11:08 am today

Review: Animation Flow has no dialogue but is still one of the best movies of 2025

11:08 am today

Review - One of the challenges of putting together RNZ's At The Movies show is finding appropriate audio to illustrate the story that I'm trying to tell. About 90 percent of Emilia Pérez is in Spanish, for example.

So imagine my relief when I discovered that there's no Latvian in the Latvian-made animation Flow, tempered by the realisation that there's no English either. In fact, there's no dialogue at all.

How then am I supposed to make the case that this Golden Globe award-winning film is already one of the best of 2025, a film that is destined to be a classic, one that audiences will return to year on year? I'll do my best.

Flow introduces us to an independent black cat who doesn't have a human companion, although they live in a house and sleep on a bed where a human once lived. We don't have much time to ponder this mystery because on an expedition outside the house, cat is almost overwhelmed by a sudden and devastating flood. The waters are rising faster than the animals of the forest can escape.

An abandoned boat floats by and cat makes a desperate leap aboard, joining a surprised but very serious capybara. They sail away into the rapidly rising ocean, looking for sanctuary on some dry land, as the boat collects more and more animal refugees - including a labrador and a lemur.

Animation film Flow follows a cat which must team up with a capybara, a lemur, a bird, and a dog to navigate a boat in search of dry land after their home is devastated by a great flood.

Animation film Flow follows a cat which must team up with a capybara, a lemur, a bird, and a dog to navigate a boat in search of dry land after their home is devastated by a great flood. Photo: Supplied / Sideshow, Janus Films

I was reminded of the Disney classic The Incredible Journey from 1963 in which a labrador, a bull terrier and a Siamese cat trek across 300 miles of Canadian wilderness to find their humans, but Flow is a much more existential challenge than theirs.

It's superbly animated, forgoing the kind of photorealism that Disney now goes for where every strand of hair has its own independent animated life.
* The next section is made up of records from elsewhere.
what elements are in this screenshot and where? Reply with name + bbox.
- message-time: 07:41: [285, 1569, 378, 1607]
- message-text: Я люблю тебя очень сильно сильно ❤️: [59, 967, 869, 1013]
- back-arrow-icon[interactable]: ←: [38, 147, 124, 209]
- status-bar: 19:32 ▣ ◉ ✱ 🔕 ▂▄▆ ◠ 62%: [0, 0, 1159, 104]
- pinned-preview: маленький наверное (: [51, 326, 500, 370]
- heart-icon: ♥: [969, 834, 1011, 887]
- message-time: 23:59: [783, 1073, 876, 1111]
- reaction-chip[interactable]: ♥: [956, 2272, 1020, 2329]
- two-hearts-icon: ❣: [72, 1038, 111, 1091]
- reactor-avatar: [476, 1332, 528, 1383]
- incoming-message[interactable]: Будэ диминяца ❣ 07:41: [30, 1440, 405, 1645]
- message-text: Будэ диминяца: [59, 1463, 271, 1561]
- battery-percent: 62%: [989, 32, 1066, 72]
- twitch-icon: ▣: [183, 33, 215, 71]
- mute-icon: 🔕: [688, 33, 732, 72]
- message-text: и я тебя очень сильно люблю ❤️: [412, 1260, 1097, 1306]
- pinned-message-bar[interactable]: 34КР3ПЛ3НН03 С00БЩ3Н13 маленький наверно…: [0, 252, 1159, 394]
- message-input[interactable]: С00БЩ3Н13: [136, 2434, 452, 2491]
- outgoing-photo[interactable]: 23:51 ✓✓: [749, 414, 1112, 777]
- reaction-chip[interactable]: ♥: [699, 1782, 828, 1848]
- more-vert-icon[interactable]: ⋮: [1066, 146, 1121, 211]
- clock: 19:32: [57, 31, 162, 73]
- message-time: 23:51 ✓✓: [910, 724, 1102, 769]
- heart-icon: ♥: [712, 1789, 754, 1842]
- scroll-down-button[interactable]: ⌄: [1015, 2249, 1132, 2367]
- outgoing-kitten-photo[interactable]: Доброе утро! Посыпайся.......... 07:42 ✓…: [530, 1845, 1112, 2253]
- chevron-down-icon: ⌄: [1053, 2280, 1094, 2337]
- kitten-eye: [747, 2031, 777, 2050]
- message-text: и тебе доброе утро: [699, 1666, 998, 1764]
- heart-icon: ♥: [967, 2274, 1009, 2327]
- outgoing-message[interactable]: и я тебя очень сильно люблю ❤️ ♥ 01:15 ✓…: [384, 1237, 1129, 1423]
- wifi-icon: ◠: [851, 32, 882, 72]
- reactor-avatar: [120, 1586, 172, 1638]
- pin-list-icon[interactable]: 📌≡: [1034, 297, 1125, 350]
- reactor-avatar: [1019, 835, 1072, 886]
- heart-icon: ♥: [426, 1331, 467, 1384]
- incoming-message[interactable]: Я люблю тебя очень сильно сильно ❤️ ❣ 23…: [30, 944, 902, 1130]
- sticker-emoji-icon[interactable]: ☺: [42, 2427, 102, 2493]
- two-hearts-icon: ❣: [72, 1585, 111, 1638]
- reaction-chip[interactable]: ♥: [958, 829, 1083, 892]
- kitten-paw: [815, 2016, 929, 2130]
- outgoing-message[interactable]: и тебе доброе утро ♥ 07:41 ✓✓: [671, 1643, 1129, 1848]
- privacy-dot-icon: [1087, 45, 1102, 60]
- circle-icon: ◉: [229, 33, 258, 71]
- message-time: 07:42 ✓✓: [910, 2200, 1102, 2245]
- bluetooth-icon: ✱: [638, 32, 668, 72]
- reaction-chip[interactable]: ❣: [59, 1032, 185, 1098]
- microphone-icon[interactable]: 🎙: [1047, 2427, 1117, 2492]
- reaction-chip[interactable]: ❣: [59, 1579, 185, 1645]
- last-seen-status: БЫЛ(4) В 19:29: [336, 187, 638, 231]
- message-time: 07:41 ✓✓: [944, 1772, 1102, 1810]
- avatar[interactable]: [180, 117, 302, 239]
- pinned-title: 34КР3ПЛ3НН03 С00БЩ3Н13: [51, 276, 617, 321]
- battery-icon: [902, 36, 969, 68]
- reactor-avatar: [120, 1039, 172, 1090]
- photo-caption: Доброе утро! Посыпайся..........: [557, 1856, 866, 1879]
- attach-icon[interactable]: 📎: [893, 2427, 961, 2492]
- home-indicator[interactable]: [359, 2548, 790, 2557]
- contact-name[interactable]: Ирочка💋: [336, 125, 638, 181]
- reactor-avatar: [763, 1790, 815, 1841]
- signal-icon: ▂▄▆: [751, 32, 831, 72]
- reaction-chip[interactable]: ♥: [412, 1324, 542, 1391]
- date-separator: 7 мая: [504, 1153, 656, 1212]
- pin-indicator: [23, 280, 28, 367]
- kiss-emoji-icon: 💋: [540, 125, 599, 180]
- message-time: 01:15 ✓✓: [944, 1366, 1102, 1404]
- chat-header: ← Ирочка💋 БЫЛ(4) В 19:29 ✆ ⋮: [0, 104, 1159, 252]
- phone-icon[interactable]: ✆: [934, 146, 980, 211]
The aesthetic is more painterly - the latest Puss in Boots film (Puss in Boots: The Last Wish) tried something similar and it's good not to have to pretend that what you are watching is real. But the animal movements, and their characters, are totally believable, founded on long periods of careful observation of the real thing.

Flow is a beautiful and deeply moving fable - a captivating reminder that survival requires cooperation and that our differences are what make us stronger. There are messages here - if you want them - about the environmental damage caused by human apathy but the film is a reminder that the planet is just as indifferent to us and will carry on regardless.

If I see a better animated film in 2025 then it will turn out to be a very good year indeed.

Flow is rated G and is screening all across the motu.